Plutonium has also been found in the UK in air filters.12 This means that particles are now being globally dispersed. There will follow increased rates of ill health, including cancer and birth defects, which will be proportional to the overall air concentration. High in Japan, low in USA, and very low in Europe. I do not think plutonium is much more dangerous than the other alpha emitters, particularly Uranium, on a dose for dose basis. I think the danger is in Uranium, Tritium, Strontium-90, Carbon-14, Tellurium-132. I have found Te-132 in car filters from Japan.
Chris Busby |
- If plutonium dispersed so widely, it only makes us wonder and fear how it’s been dispersed in the immediate proximity of Fukushima Daiichi, Fukushima as a whole, and beyond… Tokyo and all Japan. What is your view of the seriousness of this issue?

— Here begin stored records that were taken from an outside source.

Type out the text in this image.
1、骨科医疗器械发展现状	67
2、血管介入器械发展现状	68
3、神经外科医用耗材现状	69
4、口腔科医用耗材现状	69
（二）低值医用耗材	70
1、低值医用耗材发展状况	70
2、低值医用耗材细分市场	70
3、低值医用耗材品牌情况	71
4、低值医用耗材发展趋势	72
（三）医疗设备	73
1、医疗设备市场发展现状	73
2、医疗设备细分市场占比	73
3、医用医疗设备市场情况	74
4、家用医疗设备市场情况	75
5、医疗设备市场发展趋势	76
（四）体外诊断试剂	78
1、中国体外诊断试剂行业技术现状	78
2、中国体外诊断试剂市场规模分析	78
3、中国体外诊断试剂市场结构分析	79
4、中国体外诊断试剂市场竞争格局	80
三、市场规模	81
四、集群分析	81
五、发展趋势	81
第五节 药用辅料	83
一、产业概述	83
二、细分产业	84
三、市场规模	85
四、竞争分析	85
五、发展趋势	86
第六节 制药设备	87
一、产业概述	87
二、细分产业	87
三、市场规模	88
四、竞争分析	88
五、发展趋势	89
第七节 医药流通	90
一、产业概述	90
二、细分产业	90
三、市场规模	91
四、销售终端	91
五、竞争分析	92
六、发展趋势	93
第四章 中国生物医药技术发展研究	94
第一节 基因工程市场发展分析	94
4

I have car air filters from Fukushima and Tokyo. We have found high levels of radioactive particles in these. In my March/April paper13 I predicted more than 200,000 additional cancers in the next 10 years within a 200 KM radius of Fukushima.14 I have seen nothing to change my mind. In fact it is worse than I thought then and said on TV. I have been hoping all along that I was wrong, and even now there may be some good development that I had not expected or foreseen, but the situation is bad and I am very sorry. I have been helping some lawyers who are making a legal case to have the children evacuated.15 The problem is that dose rate, MicroSieverts per Hour, cannot be used to reassure on the basis of comparisons with annual natural background. The exposures are internal and the risk model of the ICRP, which is based (ironically) on the external exposures at Hiroshima, cannot be used. This is the key issue. There is a more accurate model, the ECRR, one which has now been translated into Japanese and is available on the internet. (Link)
- What will be the effects of the Fukushima meltdown outside of Japan – the US, and beyond? Asia? Europe? What is the current situation and what further effects are expected?
I think the effects in Europe will be rare and undetectable. There will probably be detectable effects in the USA, Korea, Hawaii, Marianas and China.